How do you build a “gay” city?
That was the topic for one of the workshops put on by the American Planning Association, the national organization of city and urban planners, which is holding its annual convention in downtown Los Angeles through Tuesday.
The official title of the workshop was “LA to West Hollywood: Development of a LGBT Community.” But the program description included the sentence, “Learn from prominent gay and lesbian leaders and explore their roles in creating the first ‘gay’ city in the United States.”
Those quotation marks around the word “gay” seemed oddly out of place. Is West Hollywood really a “gay” city? Or is it just a gay city? Or is Weho even a gay (or “gay”) city at all? Patch decided to find out.
The people there to discuss creating this first “gay” city were West Hollywood Councilwoman Abbe Land and , who will officially rejoin the Planning Commission on Thursday night.
Between them, they have 36 years of experience. If anyone could explain putting the “gay” into a city, it would be them.
A group of 30 LGBT planners attending the APA convention met with Land and Altschul on Sunday afternoon in the City Council Chambers at West Hollywood Library. They had already had an afternoon on a bus, touring through Echo Park, Silverlake and Hollywood before arriving in the nation’s first “gay” city.
This LGBT contingent of planners holds a gay-themed workshop at every convention, but those looking for enlightenment about making a “gay” city were probably disappointed. Altschul and Land did not really have the magic answer for how to make a city “gay.”
Altschul basically said that West Hollywood was built like any other city. There was nothing you could do from a planning perspective to make it “gay.”
“We don’t have zoning for gay businesses and gay residents. Our General Plan does not mention sexual orientation,” Altschul said. “We are who we are.”
Land concurred. “I can’t say the city came together to be a gay city,” she said. “It came together to be a city that met the needs of the community. And there was a large G community and a smaller L community, but not so much B or T, at that time.”
Land did point out that after West Hollywood officially became a city in 1984, city leaders took steps to make sure the gay residents were welcomed and included.
Since the city was founded just as the AIDS crisis was getting underway, the city made sure social services were available for all residents who needed them. That sent a strong and clear signal that the city supported its gay residents.
Public safety was also emphasized from the outset, Land said. City leaders made sure the sheriff’s department understood that gay residents were to be treated just like anyone else. Discrimination and bigotry were not tolerated among sheriff’s deputies, and those who did not adhere to that standard were quickly transferred to another city.
Activism was what helped get the vote out to form West Hollywood, and even after cityhood, activism was still encouraged. Land said city leaders supported activist movements and protests, often joining in on the protests.

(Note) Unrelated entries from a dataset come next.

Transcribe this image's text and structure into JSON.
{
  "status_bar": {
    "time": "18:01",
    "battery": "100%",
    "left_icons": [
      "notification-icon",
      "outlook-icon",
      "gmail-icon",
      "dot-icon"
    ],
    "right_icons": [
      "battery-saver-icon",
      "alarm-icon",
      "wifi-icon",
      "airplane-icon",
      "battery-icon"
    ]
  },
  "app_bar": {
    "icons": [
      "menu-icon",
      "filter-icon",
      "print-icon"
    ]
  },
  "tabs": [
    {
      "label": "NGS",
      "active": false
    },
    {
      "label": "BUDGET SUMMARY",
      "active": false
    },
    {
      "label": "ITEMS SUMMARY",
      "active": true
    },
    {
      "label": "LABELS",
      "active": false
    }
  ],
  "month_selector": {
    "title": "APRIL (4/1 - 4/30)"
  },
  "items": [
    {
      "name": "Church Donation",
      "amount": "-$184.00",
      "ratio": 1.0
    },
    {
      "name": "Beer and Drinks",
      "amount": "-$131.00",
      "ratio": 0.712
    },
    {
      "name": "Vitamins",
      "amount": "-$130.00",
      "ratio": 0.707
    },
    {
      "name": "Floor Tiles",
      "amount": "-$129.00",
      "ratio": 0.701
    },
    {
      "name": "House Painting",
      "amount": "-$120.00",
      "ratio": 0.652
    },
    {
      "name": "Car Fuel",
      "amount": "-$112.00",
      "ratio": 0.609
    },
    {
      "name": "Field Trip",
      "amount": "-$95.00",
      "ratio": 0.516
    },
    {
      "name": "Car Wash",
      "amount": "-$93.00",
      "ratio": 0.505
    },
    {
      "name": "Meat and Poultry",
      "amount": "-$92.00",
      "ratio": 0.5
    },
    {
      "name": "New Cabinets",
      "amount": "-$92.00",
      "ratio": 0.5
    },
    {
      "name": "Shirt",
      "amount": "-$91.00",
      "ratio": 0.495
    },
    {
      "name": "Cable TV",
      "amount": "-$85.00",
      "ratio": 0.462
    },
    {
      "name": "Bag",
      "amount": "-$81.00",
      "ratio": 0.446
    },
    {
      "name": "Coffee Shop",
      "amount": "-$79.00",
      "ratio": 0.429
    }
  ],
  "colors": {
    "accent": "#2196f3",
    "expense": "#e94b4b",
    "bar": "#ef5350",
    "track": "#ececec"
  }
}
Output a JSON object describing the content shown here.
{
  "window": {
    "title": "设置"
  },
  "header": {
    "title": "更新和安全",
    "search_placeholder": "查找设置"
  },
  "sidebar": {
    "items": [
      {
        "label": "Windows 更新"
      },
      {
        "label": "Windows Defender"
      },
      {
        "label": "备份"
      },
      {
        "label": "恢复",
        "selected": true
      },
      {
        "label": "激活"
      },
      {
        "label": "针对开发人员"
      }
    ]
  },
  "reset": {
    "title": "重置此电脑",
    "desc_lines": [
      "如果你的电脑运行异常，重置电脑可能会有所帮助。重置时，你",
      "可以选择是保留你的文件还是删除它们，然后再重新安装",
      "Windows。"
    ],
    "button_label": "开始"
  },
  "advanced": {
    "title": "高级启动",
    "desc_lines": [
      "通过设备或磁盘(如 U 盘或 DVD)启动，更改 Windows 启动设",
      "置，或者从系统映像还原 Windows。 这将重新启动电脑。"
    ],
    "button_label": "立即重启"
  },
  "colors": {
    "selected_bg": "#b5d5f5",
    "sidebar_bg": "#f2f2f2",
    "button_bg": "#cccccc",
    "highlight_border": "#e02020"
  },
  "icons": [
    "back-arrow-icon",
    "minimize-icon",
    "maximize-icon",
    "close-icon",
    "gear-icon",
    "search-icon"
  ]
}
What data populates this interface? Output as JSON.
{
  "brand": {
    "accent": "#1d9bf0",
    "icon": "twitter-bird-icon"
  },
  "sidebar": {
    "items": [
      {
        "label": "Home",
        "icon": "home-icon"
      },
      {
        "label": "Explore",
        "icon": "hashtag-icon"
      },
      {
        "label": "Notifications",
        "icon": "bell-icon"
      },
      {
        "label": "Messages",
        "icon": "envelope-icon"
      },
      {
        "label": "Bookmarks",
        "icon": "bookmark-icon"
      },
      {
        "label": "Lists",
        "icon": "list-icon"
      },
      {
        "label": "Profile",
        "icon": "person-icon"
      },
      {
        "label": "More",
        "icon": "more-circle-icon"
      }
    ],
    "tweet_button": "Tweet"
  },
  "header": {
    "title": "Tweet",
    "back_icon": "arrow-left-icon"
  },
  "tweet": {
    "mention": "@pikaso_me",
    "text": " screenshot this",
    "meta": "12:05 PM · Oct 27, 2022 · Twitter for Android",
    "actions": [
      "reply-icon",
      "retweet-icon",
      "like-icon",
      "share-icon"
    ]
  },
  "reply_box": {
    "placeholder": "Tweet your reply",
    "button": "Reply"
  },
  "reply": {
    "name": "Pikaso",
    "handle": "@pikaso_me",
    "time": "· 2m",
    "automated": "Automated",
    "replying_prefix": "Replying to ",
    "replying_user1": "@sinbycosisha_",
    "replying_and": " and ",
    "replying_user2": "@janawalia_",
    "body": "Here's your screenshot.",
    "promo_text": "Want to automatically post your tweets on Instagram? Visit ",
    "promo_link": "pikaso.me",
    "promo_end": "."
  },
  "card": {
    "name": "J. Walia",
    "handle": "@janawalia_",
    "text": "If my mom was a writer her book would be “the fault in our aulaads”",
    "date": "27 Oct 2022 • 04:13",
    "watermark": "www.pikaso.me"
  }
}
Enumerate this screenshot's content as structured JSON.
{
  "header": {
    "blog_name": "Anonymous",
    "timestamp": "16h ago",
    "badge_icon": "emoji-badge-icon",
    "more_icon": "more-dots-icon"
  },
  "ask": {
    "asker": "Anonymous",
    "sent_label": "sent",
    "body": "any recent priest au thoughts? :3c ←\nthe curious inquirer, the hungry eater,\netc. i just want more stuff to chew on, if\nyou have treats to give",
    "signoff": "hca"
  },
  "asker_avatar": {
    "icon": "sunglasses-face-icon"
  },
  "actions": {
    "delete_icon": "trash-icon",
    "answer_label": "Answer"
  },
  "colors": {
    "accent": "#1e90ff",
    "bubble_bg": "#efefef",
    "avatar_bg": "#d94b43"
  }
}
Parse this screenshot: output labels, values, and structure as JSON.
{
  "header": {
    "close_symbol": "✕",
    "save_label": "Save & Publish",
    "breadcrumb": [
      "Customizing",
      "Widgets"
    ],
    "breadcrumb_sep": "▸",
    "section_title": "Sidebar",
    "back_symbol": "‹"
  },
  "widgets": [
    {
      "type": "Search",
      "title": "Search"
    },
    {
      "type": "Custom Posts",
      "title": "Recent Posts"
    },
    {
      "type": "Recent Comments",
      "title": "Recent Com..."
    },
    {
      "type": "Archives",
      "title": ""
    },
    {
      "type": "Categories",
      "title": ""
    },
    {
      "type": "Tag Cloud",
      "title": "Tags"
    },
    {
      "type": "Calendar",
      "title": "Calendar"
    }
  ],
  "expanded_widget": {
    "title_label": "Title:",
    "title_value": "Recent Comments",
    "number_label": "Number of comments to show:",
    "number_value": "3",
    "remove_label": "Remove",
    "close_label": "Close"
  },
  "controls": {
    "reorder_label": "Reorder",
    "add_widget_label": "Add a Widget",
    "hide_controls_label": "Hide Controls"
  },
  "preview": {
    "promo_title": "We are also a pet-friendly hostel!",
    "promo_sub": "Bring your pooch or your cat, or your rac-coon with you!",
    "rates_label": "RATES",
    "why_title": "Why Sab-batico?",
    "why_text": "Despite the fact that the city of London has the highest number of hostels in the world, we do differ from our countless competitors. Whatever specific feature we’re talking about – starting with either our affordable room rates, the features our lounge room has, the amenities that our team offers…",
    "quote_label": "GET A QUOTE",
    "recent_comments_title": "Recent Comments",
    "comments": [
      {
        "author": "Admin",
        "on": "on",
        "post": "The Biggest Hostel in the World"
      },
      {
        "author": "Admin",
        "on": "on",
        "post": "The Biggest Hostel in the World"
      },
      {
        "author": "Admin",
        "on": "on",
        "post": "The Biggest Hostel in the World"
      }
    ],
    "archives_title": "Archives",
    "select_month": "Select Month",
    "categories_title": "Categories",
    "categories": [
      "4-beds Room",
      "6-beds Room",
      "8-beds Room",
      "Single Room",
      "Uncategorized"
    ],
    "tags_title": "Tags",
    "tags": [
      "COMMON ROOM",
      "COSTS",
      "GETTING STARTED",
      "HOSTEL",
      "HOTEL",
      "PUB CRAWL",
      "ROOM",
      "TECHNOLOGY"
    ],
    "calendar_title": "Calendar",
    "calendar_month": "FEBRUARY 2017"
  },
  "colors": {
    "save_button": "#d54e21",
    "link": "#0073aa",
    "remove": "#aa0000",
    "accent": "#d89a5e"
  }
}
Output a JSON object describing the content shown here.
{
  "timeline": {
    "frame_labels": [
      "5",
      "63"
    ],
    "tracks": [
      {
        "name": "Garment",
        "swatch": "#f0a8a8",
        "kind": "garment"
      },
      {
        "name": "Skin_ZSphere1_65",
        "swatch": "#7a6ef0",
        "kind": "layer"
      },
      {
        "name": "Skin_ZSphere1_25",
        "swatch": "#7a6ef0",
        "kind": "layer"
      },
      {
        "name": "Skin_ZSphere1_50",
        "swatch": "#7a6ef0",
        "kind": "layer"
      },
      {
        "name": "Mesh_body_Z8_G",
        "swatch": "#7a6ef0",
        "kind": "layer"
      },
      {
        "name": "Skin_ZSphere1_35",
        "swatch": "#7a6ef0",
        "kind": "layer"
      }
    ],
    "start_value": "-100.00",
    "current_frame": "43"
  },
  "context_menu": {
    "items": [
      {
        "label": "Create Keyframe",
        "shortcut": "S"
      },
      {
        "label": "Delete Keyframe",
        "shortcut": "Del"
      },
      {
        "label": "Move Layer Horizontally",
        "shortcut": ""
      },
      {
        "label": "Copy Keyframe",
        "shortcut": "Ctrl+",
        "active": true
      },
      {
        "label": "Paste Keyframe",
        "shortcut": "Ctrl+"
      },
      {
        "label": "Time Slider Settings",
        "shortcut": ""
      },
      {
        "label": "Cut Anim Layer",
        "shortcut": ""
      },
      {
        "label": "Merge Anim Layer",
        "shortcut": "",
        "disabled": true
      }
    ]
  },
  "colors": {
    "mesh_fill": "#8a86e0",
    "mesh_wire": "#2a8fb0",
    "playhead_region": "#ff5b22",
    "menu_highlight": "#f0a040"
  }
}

She mentioned an early sit-in by ACT-UP, an AIDS-activist group, which was held in the tiny park on Santa Monica Boulevard at Crescent Heights. Rather than try to break up that sit-in, the city made port-a-potties available and made sure the sheriff did not try to disrupt it.
When someone asked about politics, Land said overall residents, gay and straight, were on the same political page.
“Our politics are internal,” Land said. “When you look on the grand scheme of things, the areas we disagree on are actually terribly small. The differences are minor, but those differences are everything to us. As a community, we are pretty united about what the heart and soul of this community is.”
Once the 30-minute talk was over, it became clear that you build a “gay” city not through buildings, but through policies that support the LGBT residents. And eventually, those policies become so much a part of the city, you don’t even notice them until someone puts quotation marks around the “gay.”